Mineur anarchiste originaire de Billy-Montigny (Pas-de-Calais), Louis Valtille travaillait en 1889 à Calamity (Pennsylvanie). Il signa en janvier à l’instigation d’Étienne Barthelot une lettre de soutien et d’encouragement à la rédaction du Réveil des masses et versa à la souscription permanente ouverte par ce journal. Le 14 avril 1891, il hébergea Tortelier lors de la tournée de propagande que ce dernier effectua en Pennsylvanie.

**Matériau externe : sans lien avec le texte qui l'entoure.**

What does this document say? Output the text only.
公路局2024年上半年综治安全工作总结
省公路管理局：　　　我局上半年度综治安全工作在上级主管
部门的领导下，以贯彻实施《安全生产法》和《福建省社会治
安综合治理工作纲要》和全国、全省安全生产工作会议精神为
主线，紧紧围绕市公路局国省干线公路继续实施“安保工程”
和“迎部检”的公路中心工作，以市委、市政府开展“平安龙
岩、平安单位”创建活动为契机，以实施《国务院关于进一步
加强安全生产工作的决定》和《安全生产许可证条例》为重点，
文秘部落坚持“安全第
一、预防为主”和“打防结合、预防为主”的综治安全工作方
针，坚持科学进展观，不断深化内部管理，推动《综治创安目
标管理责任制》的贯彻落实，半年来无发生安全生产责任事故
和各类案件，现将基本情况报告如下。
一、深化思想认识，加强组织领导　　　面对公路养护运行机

Militant généreux et dévoué, Louis Valtille versa la somme de 1 dollar à la souscription permanente du Réveil des mineurs en décembre 1891. Le 4 mars 1892, il participa à la réunion de propagande animée par Louis Goaziou. Puis il quitta Calamity à la recherche d’un emploi. Il travailla successivement à Monongahela (Pennsylvanie), où il se trouvait à l’automne 1893, puis à Spring Valley (Illinois), où il résidait en septembre 1896. Dès le lancement de L’Ami des ouvriers, il apporta son soutien à ce journal en versant son écot à la souscription permanente.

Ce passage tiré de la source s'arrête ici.